Back in Stone the shock had been colossal. Appius had been arrested and returned for trial, but he and three other officers had been acquitted of negligence, the full brunt of the city’s fury falling upon dead Valanus, who had, it was said, led his fifteen thousand men against an enemy a million strong. It was such arrant nonsense that Appius could hardly credit it. Yet the people believed it. Their pride would not let them even consider that a Stone army could be defeated by a mere thirty thousand Rigante. No-one wanted to hear the truth – save Jasaray. And then only in secret.

He remembered the day the general – yet to be emperor – had summoned him to his home, forcing Appius to relive every moment of the battle, sketching out fighting lines, recalling tactics. First the Rigante had killed all the Cenii scouts used by Valanus, and the army had been forced to march blind. Then a detachment had cut behind them, savaging the supply column, killing the drivers and burning the wagons. At the last they had surrounded Valanus on Cogden Field, a combined force of Rigante, Norvii and Pannone tribesmen, all under the command of Connavar.

‘I trained him,’ said Jasaray, and Appius thought he detected a note of pride in the general’s voice.

‘You trained him too damned well,’ Appius said. ‘We’ll have to take an army back – and swiftly.’

Jasaray shook his head. ‘All in good time. The defeat has frightened the populace. They no longer trust the Council to make strong decisions. Neither do I. It is my belief that a single figure should rule Stone: a single mind controlling the destiny of our city.’

‘Your mind, general?’ Appius had asked.

‘If they call upon me it would be unpatriotic to refuse. Where do you stand, my old friend?’

‘As I always have, Scholar. By your side.’

‘I expected no less,’ admitted Jasaray.

The wagon lurched as a wheel hit a sunken stone. Appius backed up the horses, and moved round the obstacle. He could see the bridge up ahead now. It was a wooden structure no more than fifty feet across.

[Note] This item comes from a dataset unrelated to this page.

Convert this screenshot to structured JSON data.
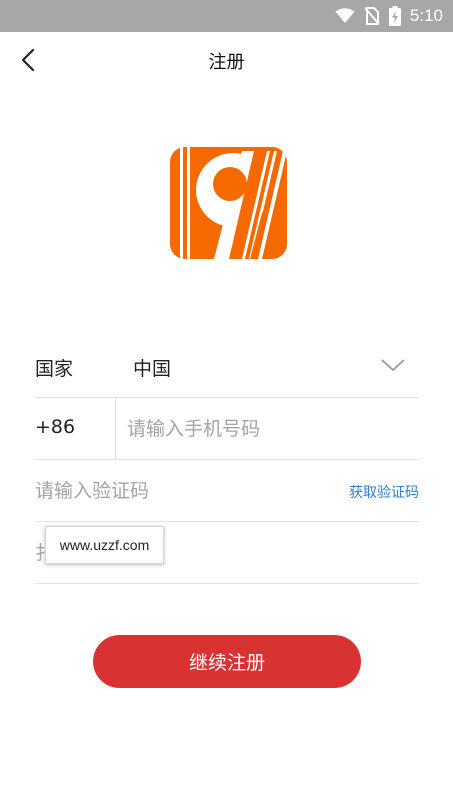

Aye, he had supported Jasaray, watched him become emperor. But when his own family were in trouble . . . ? ‘Put not your faith in emperors,’ he whispered.

‘Did you say something, Father?’

‘No, I was just thinking out loud.’

‘Will Barus get into trouble for loaning us his house?’ asked Lia, suddenly.

‘No, there will be no trouble. We are not runaways, Lia. They did not serve the papers. We have committed no crime.’

‘But we knew they were coming when we fled.’

‘We did not flee,’ he snapped. ‘We sought the emperor’s permission to remove ourselves from Stone. He granted it. That was the sum of his help. So we did not flee.’

‘You are bitter. It does not become you. Anyway, we left in the dead of night, while friends of ours were being taken to prison. It felt like flight.’

‘No friends of mine were arrested, Lia. I have never subscribed to their foolish ways. I never will.’

‘I do not think they were foolish,’ she said. ‘And I do not believe the Source would think them so.’

‘Aye, a god of real power, this Source. All who believe in him are put to death and he raises not a finger. But let us not argue it again. I had all this with Pirae.’

Both fell silent at the mention of her name. Appius was not present when the Crimson Priests arrested her. He was serving on the eastern border, helping to put down a bloody revolt. He arrived in Stone the night after her trial, and missed her execution. Pirae had refused to recant, and had faced down her accusers, calling them ‘small men with small dreams’.